Le gouvernement veut-il la peau du cinéma français ? C’est en tout cas ce qu’affirme une pétition initiée par plusieurs syndicats de producteurs dont L’AFPF (Association Française des Producteurs de Films), l’APC (Association des Producteurs de Cinéma), le SPI (Syndicat des Producteurs Indépendants) et signée par des professionnels du cinéma, réalisateurs producteurs ou comédiens.

Parmi les signataires, on trouve de grands noms comme Costa-Gavras, Claude Lelouch, Isabelle Huppert ou Gérard Jugnot. Au total, ce sont 1930 personnalités qui demandent à Aurélie Filippetti, ministre de la Culture et Michel Sapin, ministre du Travail de « s’assurer que l’extension d’une convention collective de la production cinématographique, qui sera par nature le cadre commun à tous, ne soit pas gravement préjudiciable à un grand nombre de films, dont la faisabilité serait alors impossible, entrainant la perte des emplois artistiques et techniques qui y sont attachés. »

Concrètement, il s’agit tout simplement de protester contre l’extension de la convention collective des ouvriers, techniciens et réalisateurs de la production cinématographique et de films publicitaires, extension qui reviendrait à l’instauration d’un salaire minimum pour les ouvriers et techniciens. Plus précisément, il s’agit d’instaurer des salaires minima hebdomadaires garantis sur des durées minimales selon les fonctions et en rapport avec le temps de tournage hebdomadaire. Ces grilles de salaires minima s’appliqueraient à tous les films dont le devis serait supérieur à 2,5 millions d’euros.

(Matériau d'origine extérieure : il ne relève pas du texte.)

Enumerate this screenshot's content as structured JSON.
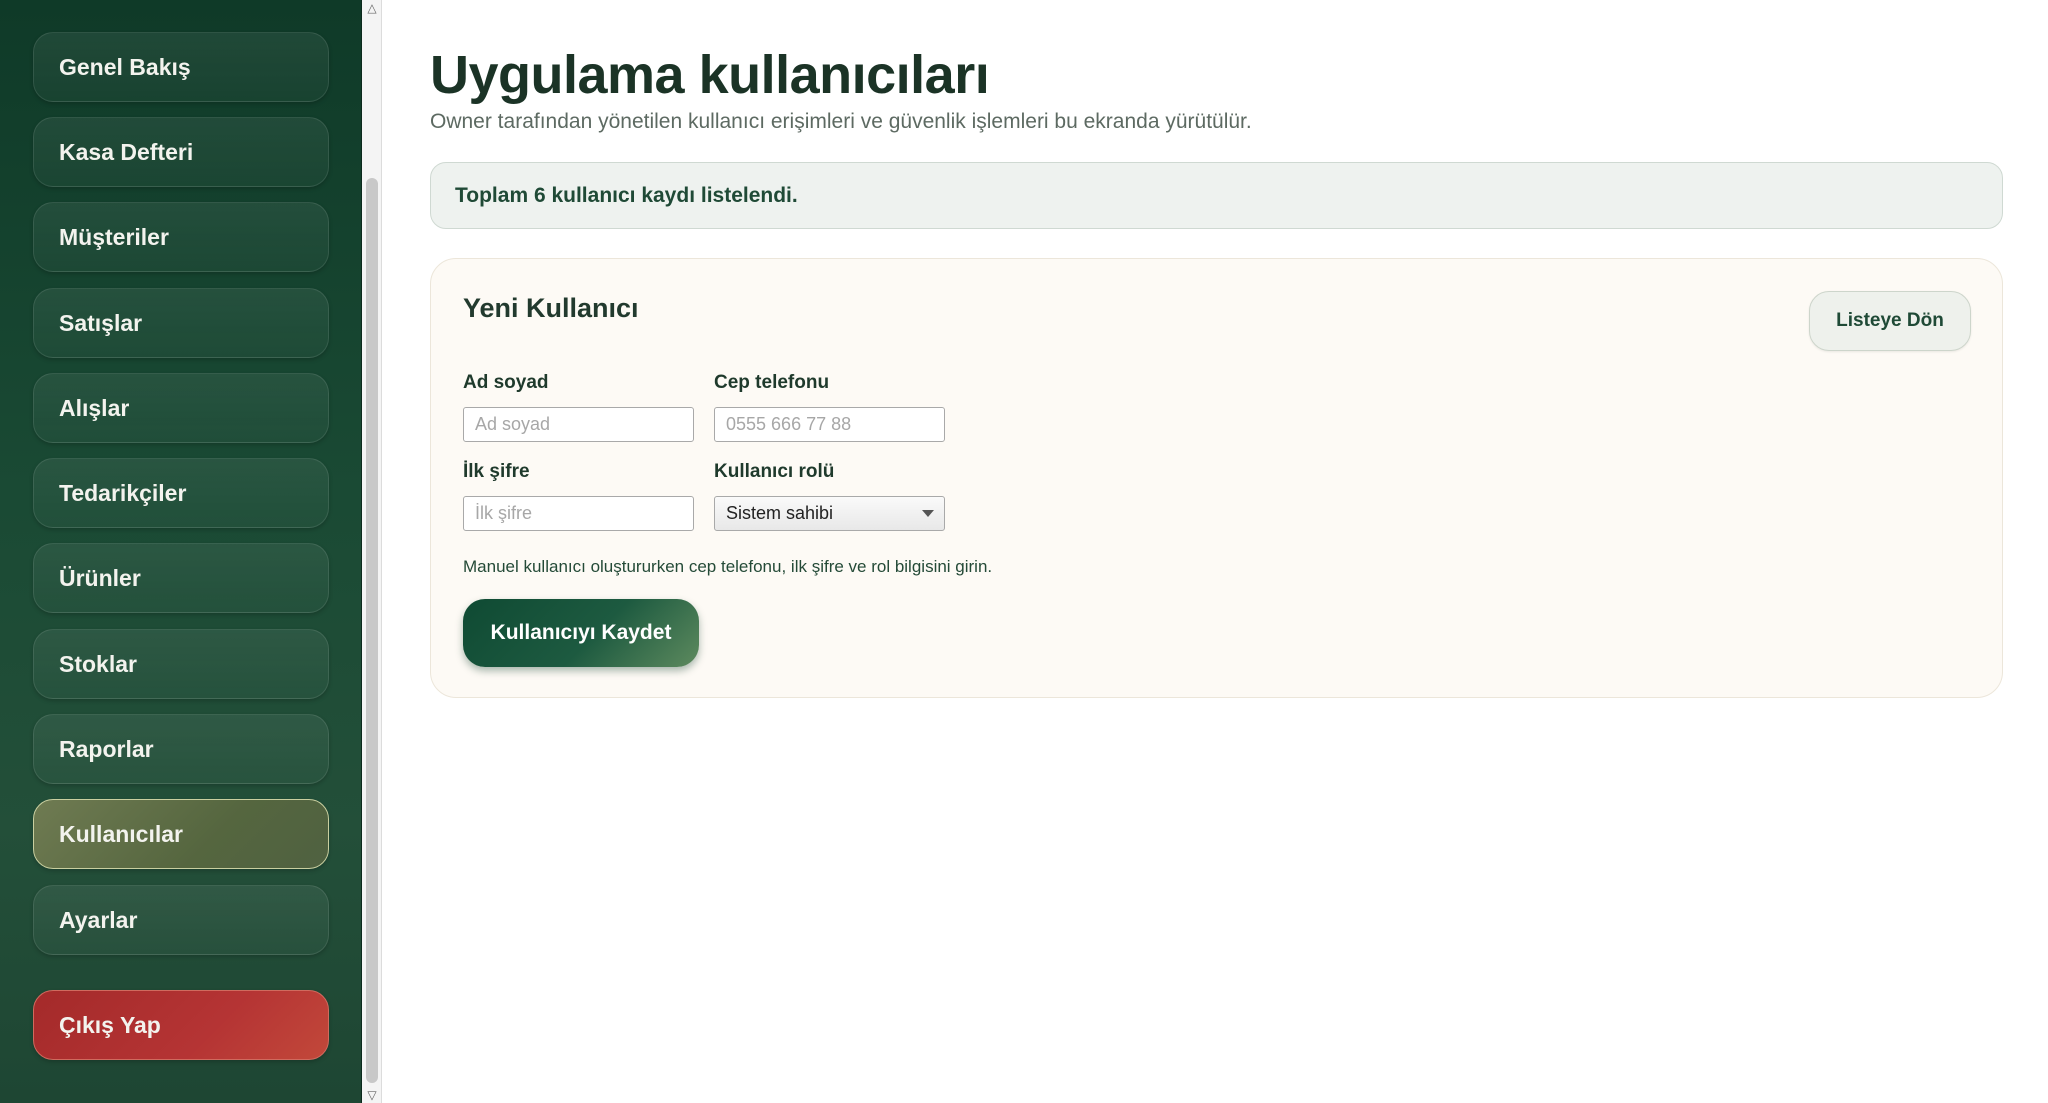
{
  "sidebar": {
    "items": [
      {
        "label": "Genel Bakış"
      },
      {
        "label": "Kasa Defteri"
      },
      {
        "label": "Müşteriler"
      },
      {
        "label": "Satışlar"
      },
      {
        "label": "Alışlar"
      },
      {
        "label": "Tedarikçiler"
      },
      {
        "label": "Ürünler"
      },
      {
        "label": "Stoklar"
      },
      {
        "label": "Raporlar"
      },
      {
        "label": "Kullanıcılar",
        "active": true
      },
      {
        "label": "Ayarlar"
      }
    ],
    "logout_label": "Çıkış Yap"
  },
  "header": {
    "title": "Uygulama kullanıcıları",
    "subtitle": "Owner tarafından yönetilen kullanıcı erişimleri ve güvenlik işlemleri bu ekranda yürütülür."
  },
  "banner": {
    "text": "Toplam 6 kullanıcı kaydı listelendi."
  },
  "form": {
    "title": "Yeni Kullanıcı",
    "back_label": "Listeye Dön",
    "full_name": {
      "label": "Ad soyad",
      "placeholder": "Ad soyad",
      "value": ""
    },
    "phone": {
      "label": "Cep telefonu",
      "placeholder": "0555 666 77 88",
      "value": ""
    },
    "password": {
      "label": "İlk şifre",
      "placeholder": "İlk şifre",
      "value": ""
    },
    "role": {
      "label": "Kullanıcı rolü",
      "selected": "Sistem sahibi"
    },
    "hint": "Manuel kullanıcı oluştururken cep telefonu, ilk şifre ve rol bilgisini girin.",
    "save_label": "Kullanıcıyı Kaydet"
  },
  "colors": {
    "sidebar_bg": "#163f2c",
    "active_item": "#62704a",
    "logout": "#b03030",
    "primary": "#1d5a40"
  }
}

Certains disent les choses plus crûment : il s’agit de continuer à négocier les salaires de gré à gré avec des substantielles diminutions par rapport au tarif syndical. Après tout, travailler avec un réalisateur prestigieux, cela valorise un CV.

Qui doit financer le cinéma ?

Le cinéma manque d’argent et les financements ne sont pas toujours au rendez-vous. Nul ne le nie. Cependant, la pétition des producteurs pose un vrai problème : est-ce aux techniciens de financer les œuvres ? Doivent-ils servir de variable d’ajustement ? La question mérite assurément d’être posée, surtout si l’on garde à l’esprit les cachets de certains acteurs « bankables », du moins, lorsque ces cachets sont connus. Comme le fait remarquer un communiqué du syndicat de techniciens SNTPCT : « Ce n’est pas aux ouvriers, techniciens et réalisateurs de financer les films, ils ne sont pas des producteurs mais des salariés qui ne vivent que de leurs salaires. »

Ont-ils cependant le choix ? « En fait, on n’a pas la possibilité de dire non, assure Eric, jeune perchiste. Il y a quand même de la concurrence et quand la production nous propose de raboter le cachet, en fait, elle fait ce qu’elle veut. J’ai besoin d’heures et j’ai besoin d’argent pour vivre, ou alors je change de métier. C’est tout le problème ».

Cette question des salaires en amène une autre. Héritiers d’une longue tradition, les 29.000 techniciens français (chiffre d’Audiens pour 2011) peuvent se prévaloir de savoir-faire reconnus. La paupérisation des métiers qu’entraînent aujourd’hui de telles pratiques menace à plus ou moins long terme ces savoir-faire.

Alors que la convention collective élargie s’appliquera à compter du 1er juillet 2013, un médiateur a été nommé le 28 mars dernier. On doit souhaiter qu’il viendra à bout de sa mission. Le problème « coût du travail » et la préservation de l’exception française sont sans doute des préoccupations légitimes, mais qui ne justifient pas tout. Dans ce dossier, plus qu’en tout autre, l’imagination doit être au rendez-vous, et, pourquoi pas, au pouvoir.